Global civil society echoed calls for a more ardent response in a letter published on 15 April, inter alia recommending a suspension of “all debt payments to all lenders from countries directly impacted by the military attacks and those affected by the increase of energy, fertilizers and food prices,” a new SDR allocation, and progress towards a UN debt convention – long considered a crucial missing piece of financial architecture. Civil society also welcomed the launch of a new borrower’s platform supported by the UN Conference on Trade and Development.

More fundamentally, amid ongoing parallel reviews of its surveillance, programme conditionality, and debt sustainability assessments in low-income countries, doubts remain about how the IMF gauges success in its programmes and policy advice, with both the IMF’s Independent Evaluation Office and civil society stressing that austerity remains the dominant policy response promoted by the Fund in developing countries, despite much evidence that investments – including on social spending – have significant multiplier effects that are often underestimated by IMF staff (see Observer Spring 2026).

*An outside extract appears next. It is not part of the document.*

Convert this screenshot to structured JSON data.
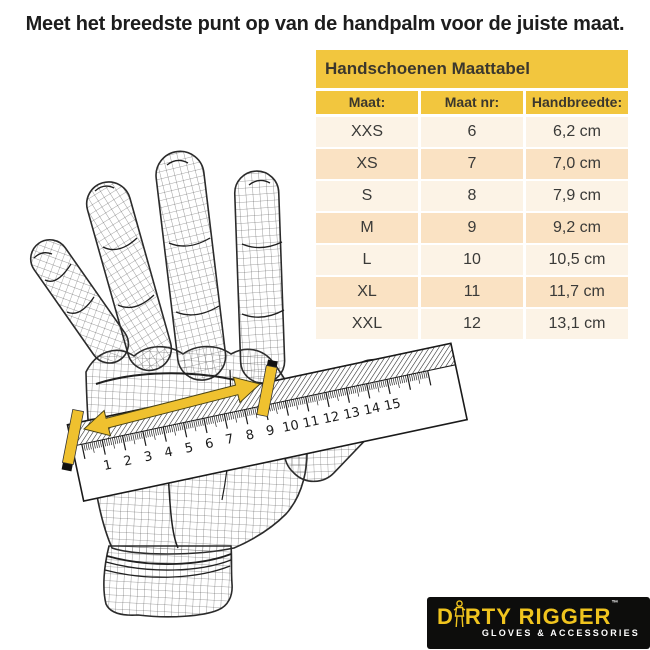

The V20 Group once again called for the IMF to orient its approach away from an austerity-first approach, and re-orient its advice to support investments in green economic transformation (see Dispatch Springs 2026). With yet another crisis enveloping a large chunk of its membership, the IMF’s ability to shift away from its orthodox approach could ultimately define the role it plays going forward. After much talk of international financial architecture reform in recent years, it’s time for the BWIs and their powerful shareholders to walk the talk, or persistent global challenges will contribute to growing instability for all.